ABD Temsilciler Meclisi’nin 24 Nisan gününü “Ermeni Soykırım Günü” ilan etmesi ve alınan kararın gerekçesinde, sözde soykırımın 20’nci yüzyılın ilk soykırımı olduğu ve Hitler’e de yol gözterdiğinin ileri sürülmesi, Amerikalıların bize ne kadar dost olduğunu bir kez daha kanıtlamıştır. … Peki bu Amerikalılar, Kızılderililerin kafataslarını oyarlarken İttihatçı liderlerden mi esinlenmişlerdi? … Amerika’nın 20’nci yüzyıl uygarlık tarihi, tıpkı bol yıldızlı Amerikan bayrağı gibi, Ulusal Kurtuluş Savaşı veren mazlum ulusların kanları ile kirlenmiştir. (Cumhuriyet, 13 Eylül 1984, Ermeni Mandacılar…) Atatürk, Ermeni sorununun “dünya kapitalistlerinin ekonomik çıkarlarına göre çözülmek istendiğini…” 1922 yılında açıkça belirtmişti. … Batı’nın Ermeni terörüne sağladığı cömert desteğin ardında elbette çok değişik güçler bulunmaktadır. … Türkiye bu koşullarda bütün dünyanın karşısında yapayalnızdır. … Türkiye böyle bir yalnızlığa “bağımsız” bir politika nedeniyle sürüklenmiş değildir.

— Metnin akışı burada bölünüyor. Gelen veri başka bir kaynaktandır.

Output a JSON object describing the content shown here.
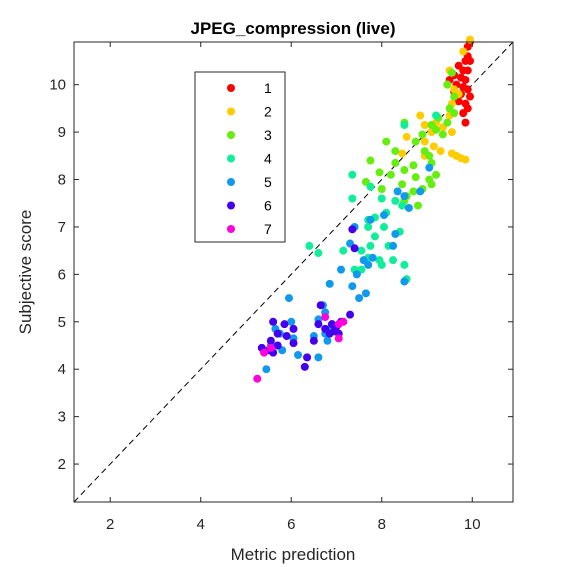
{
  "chart_data": {
    "type": "scatter",
    "title": "JPEG_compression (live)",
    "xlabel": "Metric prediction",
    "ylabel": "Subjective score",
    "xlim": [
      1.2,
      10.9
    ],
    "ylim": [
      1.2,
      10.9
    ],
    "xticks": [
      2,
      4,
      6,
      8,
      10
    ],
    "yticks": [
      2,
      3,
      4,
      5,
      6,
      7,
      8,
      9,
      10
    ],
    "grid": false,
    "legend_position": "top-left",
    "reference_line": "dashed diagonal y = x",
    "colors": {
      "1": "#ff0000",
      "2": "#ffcc00",
      "3": "#66ee11",
      "4": "#11ee99",
      "5": "#1199ee",
      "6": "#4400ee",
      "7": "#ff00dd"
    },
    "series": [
      {
        "name": "1",
        "points": [
          [
            9.95,
            10.9
          ],
          [
            9.9,
            10.8
          ],
          [
            9.9,
            10.6
          ],
          [
            9.95,
            10.5
          ],
          [
            9.85,
            10.5
          ],
          [
            9.7,
            10.4
          ],
          [
            9.8,
            10.3
          ],
          [
            9.9,
            10.3
          ],
          [
            9.6,
            10.2
          ],
          [
            9.75,
            10.15
          ],
          [
            9.5,
            10.1
          ],
          [
            9.85,
            10.1
          ],
          [
            9.65,
            10.0
          ],
          [
            9.8,
            9.95
          ],
          [
            9.9,
            9.9
          ],
          [
            9.6,
            9.85
          ],
          [
            9.75,
            9.8
          ],
          [
            9.95,
            9.75
          ],
          [
            9.7,
            9.65
          ],
          [
            9.85,
            9.6
          ],
          [
            9.9,
            9.5
          ],
          [
            9.8,
            9.4
          ],
          [
            9.85,
            9.2
          ]
        ]
      },
      {
        "name": "2",
        "points": [
          [
            9.95,
            10.95
          ],
          [
            9.8,
            10.7
          ],
          [
            9.5,
            10.3
          ],
          [
            9.45,
            10.0
          ],
          [
            9.6,
            9.9
          ],
          [
            9.7,
            9.8
          ],
          [
            9.55,
            9.6
          ],
          [
            9.5,
            9.35
          ],
          [
            9.2,
            9.2
          ],
          [
            9.35,
            9.1
          ],
          [
            9.55,
            9.0
          ],
          [
            8.85,
            9.35
          ],
          [
            8.95,
            9.15
          ],
          [
            9.1,
            9.0
          ],
          [
            8.95,
            8.8
          ],
          [
            9.15,
            8.7
          ],
          [
            9.3,
            8.6
          ],
          [
            9.55,
            8.55
          ],
          [
            9.65,
            8.5
          ],
          [
            9.75,
            8.45
          ],
          [
            9.85,
            8.42
          ],
          [
            8.45,
            8.55
          ],
          [
            8.95,
            8.5
          ],
          [
            8.55,
            8.9
          ]
        ]
      },
      {
        "name": "3",
        "points": [
          [
            9.55,
            10.25
          ],
          [
            9.45,
            10.0
          ],
          [
            9.6,
            9.75
          ],
          [
            9.5,
            9.5
          ],
          [
            9.6,
            9.4
          ],
          [
            9.25,
            9.3
          ],
          [
            9.45,
            9.2
          ],
          [
            9.1,
            9.15
          ],
          [
            8.5,
            9.2
          ],
          [
            9.2,
            9.05
          ],
          [
            9.35,
            8.95
          ],
          [
            8.9,
            8.95
          ],
          [
            8.75,
            8.8
          ],
          [
            8.1,
            8.8
          ],
          [
            8.3,
            8.6
          ],
          [
            8.95,
            8.6
          ],
          [
            9.05,
            8.5
          ],
          [
            9.1,
            8.35
          ],
          [
            7.75,
            8.4
          ],
          [
            8.3,
            8.35
          ],
          [
            8.7,
            8.3
          ],
          [
            8.5,
            8.2
          ],
          [
            8.2,
            8.1
          ],
          [
            7.95,
            8.15
          ],
          [
            9.2,
            8.1
          ],
          [
            8.75,
            8.05
          ],
          [
            9.05,
            8.0
          ],
          [
            8.45,
            7.9
          ],
          [
            8.0,
            7.8
          ],
          [
            8.7,
            7.75
          ],
          [
            8.55,
            7.65
          ],
          [
            8.5,
            7.55
          ],
          [
            8.8,
            7.45
          ],
          [
            9.1,
            7.9
          ],
          [
            8.9,
            7.8
          ],
          [
            7.65,
            7.95
          ]
        ]
      },
      {
        "name": "4",
        "points": [
          [
            9.2,
            9.35
          ],
          [
            8.5,
            9.15
          ],
          [
            7.35,
            8.1
          ],
          [
            7.75,
            7.85
          ],
          [
            7.35,
            7.6
          ],
          [
            8.0,
            7.6
          ],
          [
            8.3,
            7.55
          ],
          [
            7.85,
            7.2
          ],
          [
            7.7,
            7.15
          ],
          [
            8.1,
            7.3
          ],
          [
            8.45,
            7.45
          ],
          [
            7.7,
            7.0
          ],
          [
            8.05,
            7.0
          ],
          [
            7.85,
            6.8
          ],
          [
            8.4,
            6.9
          ],
          [
            7.55,
            6.5
          ],
          [
            6.4,
            6.6
          ],
          [
            7.15,
            6.5
          ],
          [
            6.6,
            6.45
          ],
          [
            7.75,
            6.6
          ],
          [
            8.15,
            6.6
          ],
          [
            7.95,
            6.3
          ],
          [
            8.0,
            6.2
          ],
          [
            8.5,
            6.2
          ],
          [
            7.4,
            6.1
          ],
          [
            7.55,
            6.1
          ],
          [
            7.7,
            6.35
          ],
          [
            8.55,
            5.9
          ],
          [
            8.25,
            6.3
          ]
        ]
      },
      {
        "name": "5",
        "points": [
          [
            9.05,
            8.25
          ],
          [
            8.85,
            7.75
          ],
          [
            8.35,
            7.75
          ],
          [
            8.5,
            7.65
          ],
          [
            8.6,
            7.4
          ],
          [
            8.05,
            7.25
          ],
          [
            7.75,
            7.15
          ],
          [
            7.4,
            7.0
          ],
          [
            7.3,
            6.65
          ],
          [
            8.3,
            6.85
          ],
          [
            8.25,
            6.6
          ],
          [
            7.8,
            6.35
          ],
          [
            7.6,
            6.3
          ],
          [
            7.1,
            6.1
          ],
          [
            7.7,
            6.2
          ],
          [
            7.45,
            6.0
          ],
          [
            7.35,
            5.75
          ],
          [
            6.85,
            5.8
          ],
          [
            7.65,
            5.6
          ],
          [
            7.5,
            5.5
          ],
          [
            8.5,
            5.85
          ],
          [
            5.95,
            5.5
          ],
          [
            6.7,
            5.35
          ],
          [
            6.75,
            5.2
          ],
          [
            6.6,
            5.05
          ],
          [
            6.0,
            5.0
          ],
          [
            5.65,
            4.85
          ],
          [
            5.75,
            4.75
          ],
          [
            6.9,
            4.95
          ],
          [
            6.75,
            4.75
          ],
          [
            6.5,
            4.7
          ],
          [
            5.55,
            4.5
          ],
          [
            5.8,
            4.4
          ],
          [
            6.15,
            4.3
          ],
          [
            6.05,
            4.65
          ],
          [
            6.6,
            4.25
          ],
          [
            5.45,
            4.0
          ],
          [
            6.85,
            4.85
          ],
          [
            6.8,
            4.6
          ]
        ]
      },
      {
        "name": "6",
        "points": [
          [
            7.35,
            6.95
          ],
          [
            7.4,
            6.55
          ],
          [
            6.65,
            5.35
          ],
          [
            7.1,
            5.0
          ],
          [
            7.3,
            5.15
          ],
          [
            6.6,
            4.95
          ],
          [
            5.6,
            5.0
          ],
          [
            5.85,
            4.95
          ],
          [
            6.05,
            4.85
          ],
          [
            5.7,
            4.75
          ],
          [
            5.9,
            4.7
          ],
          [
            6.05,
            4.55
          ],
          [
            5.55,
            4.6
          ],
          [
            5.7,
            4.5
          ],
          [
            5.5,
            4.4
          ],
          [
            5.6,
            4.35
          ],
          [
            6.9,
            4.95
          ],
          [
            7.0,
            4.9
          ],
          [
            6.5,
            4.6
          ],
          [
            6.75,
            4.85
          ],
          [
            6.85,
            4.75
          ],
          [
            6.95,
            4.8
          ],
          [
            7.05,
            4.75
          ],
          [
            6.35,
            4.25
          ],
          [
            6.3,
            4.05
          ],
          [
            5.35,
            4.45
          ]
        ]
      },
      {
        "name": "7",
        "points": [
          [
            6.75,
            5.1
          ],
          [
            7.05,
            4.95
          ],
          [
            7.15,
            5.0
          ],
          [
            7.05,
            4.65
          ],
          [
            5.55,
            4.45
          ],
          [
            5.4,
            4.35
          ],
          [
            5.25,
            3.8
          ]
        ]
      }
    ]
  }
}
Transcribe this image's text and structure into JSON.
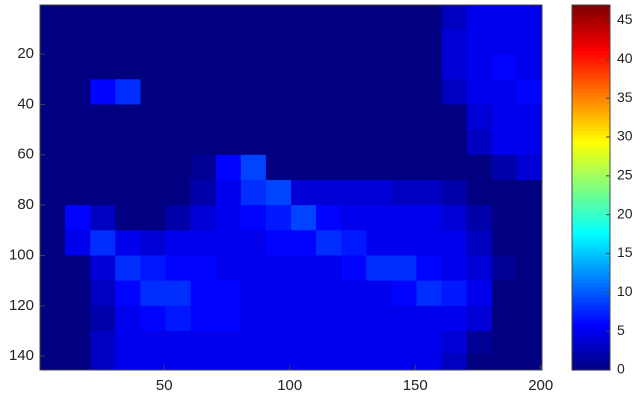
{
  "chart_data": {
    "type": "heatmap",
    "colormap": "jet",
    "y_reversed": true,
    "x": [
      5.5,
      15.5,
      25.5,
      35.5,
      45.5,
      55.5,
      65.5,
      75.5,
      85.5,
      95.5,
      105.5,
      115.5,
      125.5,
      135.5,
      145.5,
      155.5,
      165.5,
      175.5,
      185.5,
      195.5
    ],
    "y": [
      5,
      15,
      25,
      35,
      45,
      55,
      65,
      75,
      85,
      95,
      105,
      115,
      125,
      135,
      143
    ],
    "values": [
      [
        0,
        0,
        0,
        0,
        0,
        0,
        0,
        0,
        0,
        0,
        0,
        0,
        0,
        0,
        0,
        0,
        3,
        5,
        5,
        5
      ],
      [
        0,
        0,
        0,
        0,
        0,
        0,
        0,
        0,
        0,
        0,
        0,
        0,
        0,
        0,
        0,
        0,
        4,
        5,
        5,
        5
      ],
      [
        0,
        0,
        0,
        0,
        0,
        0,
        0,
        0,
        0,
        0,
        0,
        0,
        0,
        0,
        0,
        0,
        4,
        5,
        6,
        5
      ],
      [
        0,
        0,
        6,
        8,
        0,
        0,
        0,
        0,
        0,
        0,
        0,
        0,
        0,
        0,
        0,
        0,
        3,
        5,
        5,
        6
      ],
      [
        0,
        0,
        0,
        0,
        0,
        0,
        0,
        0,
        0,
        0,
        0,
        0,
        0,
        0,
        0,
        0,
        0,
        4,
        5,
        5
      ],
      [
        0,
        0,
        0,
        0,
        0,
        0,
        0,
        0,
        0,
        0,
        0,
        0,
        0,
        0,
        0,
        0,
        0,
        3,
        5,
        5
      ],
      [
        0,
        0,
        0,
        0,
        0,
        0,
        1,
        6,
        9,
        0,
        0,
        0,
        0,
        0,
        0,
        0,
        0,
        0,
        2,
        4
      ],
      [
        0,
        0,
        0,
        0,
        0,
        0,
        2,
        5,
        8,
        9,
        4,
        4,
        4,
        4,
        3,
        3,
        2,
        0,
        0,
        0
      ],
      [
        0,
        6,
        3,
        0,
        0,
        2,
        4,
        5,
        6,
        7,
        9,
        6,
        5,
        5,
        5,
        5,
        4,
        2,
        0,
        0
      ],
      [
        0,
        5,
        8,
        5,
        4,
        5,
        5,
        5,
        5,
        6,
        6,
        8,
        7,
        5,
        5,
        5,
        5,
        3,
        0,
        0
      ],
      [
        0,
        0,
        4,
        8,
        7,
        6,
        6,
        5,
        5,
        5,
        5,
        5,
        6,
        8,
        8,
        6,
        5,
        4,
        1,
        0
      ],
      [
        0,
        0,
        3,
        6,
        8,
        8,
        6,
        6,
        5,
        5,
        5,
        5,
        5,
        5,
        6,
        8,
        7,
        5,
        0,
        0
      ],
      [
        0,
        0,
        2,
        5,
        6,
        7,
        6,
        6,
        5,
        5,
        5,
        5,
        5,
        5,
        5,
        5,
        5,
        4,
        0,
        0
      ],
      [
        0,
        0,
        3,
        5,
        5,
        5,
        5,
        5,
        5,
        5,
        5,
        5,
        5,
        5,
        5,
        5,
        4,
        1,
        0,
        0
      ],
      [
        0,
        0,
        3,
        5,
        5,
        5,
        5,
        5,
        5,
        5,
        5,
        5,
        5,
        5,
        5,
        5,
        3,
        0,
        0,
        0
      ]
    ],
    "xlim": [
      0.5,
      200.5
    ],
    "ylim": [
      0.5,
      145.5
    ],
    "xticks": [
      50,
      100,
      150,
      200
    ],
    "yticks": [
      20,
      40,
      60,
      80,
      100,
      120,
      140
    ],
    "clim": [
      0,
      47
    ],
    "colorbar_ticks": [
      0,
      5,
      10,
      15,
      20,
      25,
      30,
      35,
      40,
      45
    ]
  }
}
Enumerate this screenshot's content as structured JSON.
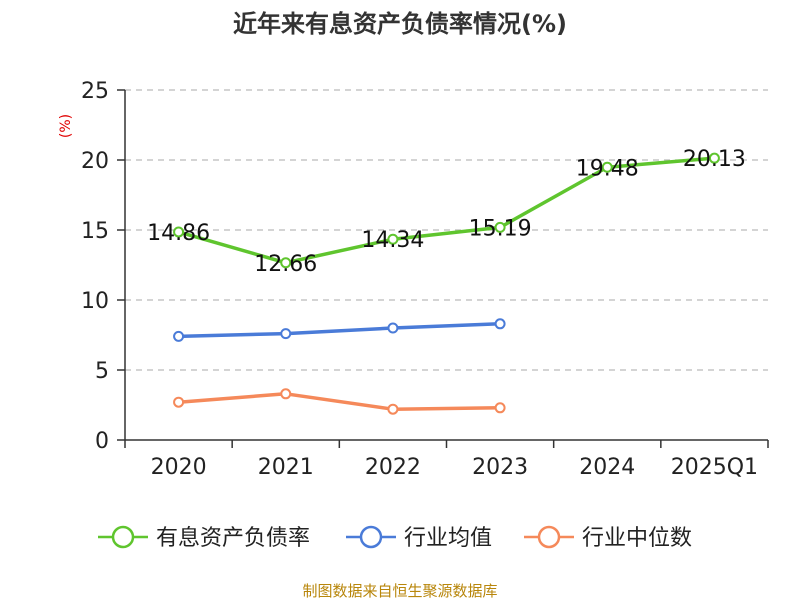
{
  "chart_data": {
    "type": "line",
    "title": "近年来有息资产负债率情况(%)",
    "ylabel": "(%)",
    "ylim": [
      0,
      25
    ],
    "yticks": [
      0,
      5,
      10,
      15,
      20,
      25
    ],
    "grid": true,
    "legend_position": "bottom",
    "categories": [
      "2020",
      "2021",
      "2022",
      "2023",
      "2024",
      "2025Q1"
    ],
    "series": [
      {
        "name": "有息资产负债率",
        "color": "#5fc52e",
        "values": [
          14.86,
          12.66,
          14.34,
          15.19,
          19.48,
          20.13
        ],
        "labels": [
          "14.86",
          "12.66",
          "14.34",
          "15.19",
          "19.48",
          "20.13"
        ]
      },
      {
        "name": "行业均值",
        "color": "#4a7bd8",
        "values": [
          7.4,
          7.6,
          8.0,
          8.3,
          null,
          null
        ]
      },
      {
        "name": "行业中位数",
        "color": "#f5895a",
        "values": [
          2.7,
          3.3,
          2.2,
          2.3,
          null,
          null
        ]
      }
    ],
    "source": "制图数据来自恒生聚源数据库"
  }
}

Tek yönlü bir diplomasinin bir ülkeyi sürükleyipgetireceği nokta budur; hiç şaşırmayalım işte tohum işte toprak. Ne ekildi ne biçilecek.
… Atatürk’ün “tam bağımsızlık” inancı bile kimilerinin gözünde bağışlanmaz bir suç sayılmaktadır. Ulusal Kurtuluş Savaşı’nın onurlu lideri Mustafa Kemal Atatürk’ü, hem de adını sık sık yineleyerek unutturmak, günümüz Türkiyesi’nin neredeyse egemen ideolojisi olmuştur.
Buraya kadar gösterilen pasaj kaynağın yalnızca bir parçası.